You are consulting for a telecom company that dispatches technicians to perform various tasks for customers, ranging from equipment installations and setups to repairs. Considering various constraints such as:

  • Technician availability
  • Skillset matching
  • Customer time window
  • Service priority
  • Start and return of technicians to the central depot
  • Limited resources/vans

The goal is to decide:

  • Which technicians are assigned to which customers and in what sequence?
  • How to allocate the limited resources, ensuring each technician has access to a van?

We use a two-step solution approach, using Mathematical Optimization (MO) in both, to solve this problem.

Repo Guide

  • The first model is called Technician Routing where we decide which technicians are assigned to which customers and in what sequence. This model is described and solved in the technician_routing notebook.
  • The second model is called Resource Assignment where we decide which technicians should be assigned to which vans. This model is described and solved in the resource_assignment notebook.
  • The data-Sce0.xlsx is the input used for the Technician Routing model.
  • The routes.csv and orders.csv are the outputs of Technician Routing model and are used as inputs for the Resource Assignment model. Of course, you can run the technician_routing notebook and or even modify it as you please to get new results. Ensure the format of the output is similar in case you like to use the resource_assignment notebook afterward.

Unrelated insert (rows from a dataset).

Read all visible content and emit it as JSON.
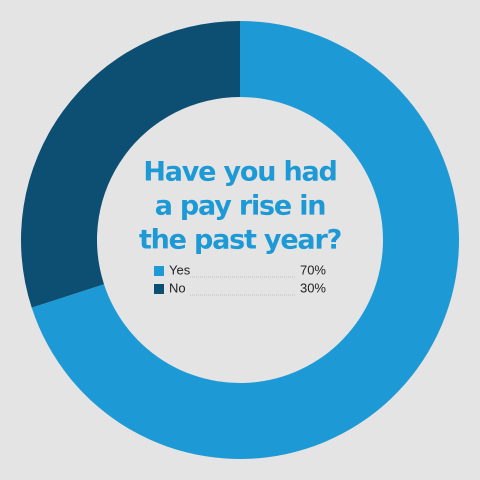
{
  "chart_data": {
    "type": "donut",
    "title": [
      "Have you had",
      "a pay rise in",
      "the past year?"
    ],
    "categories": [
      "Yes",
      "No"
    ],
    "values": [
      70,
      30
    ],
    "value_labels": [
      "70%",
      "30%"
    ],
    "colors": [
      "#1d9ad6",
      "#0c4f72"
    ]
  }
}
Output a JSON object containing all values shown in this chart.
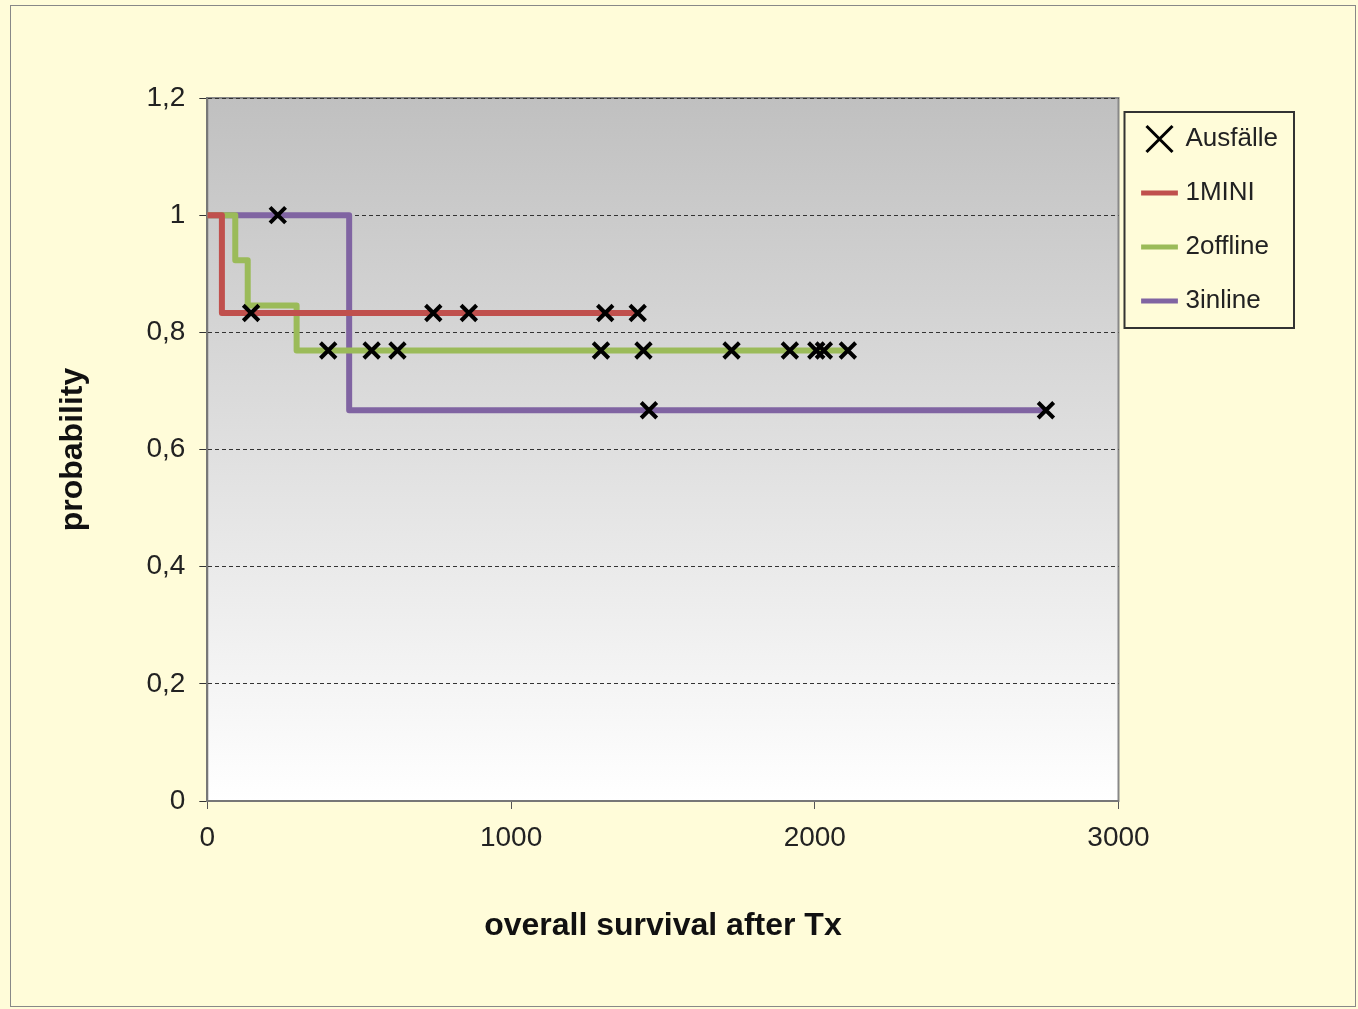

The model size is intentionally small to ensure even those without access to Gurobi license can run the model (check out License Requirement section for more info about the license).

Google Colab

If you like to access the notebooks in Google Colab, click:

Note that you must sign in with a Google account to be able to run the code in Colab.

License Requirement

The problem is modeled using Gurobi Python API. So, a Gurobi license is required to run this model. If you don't have a license, you can request a free commercial evaluation license or a free academic license here. The data used in the models is small enough to run the model with gurobi restricted license (available via pip install gurobi as shown in the notebook).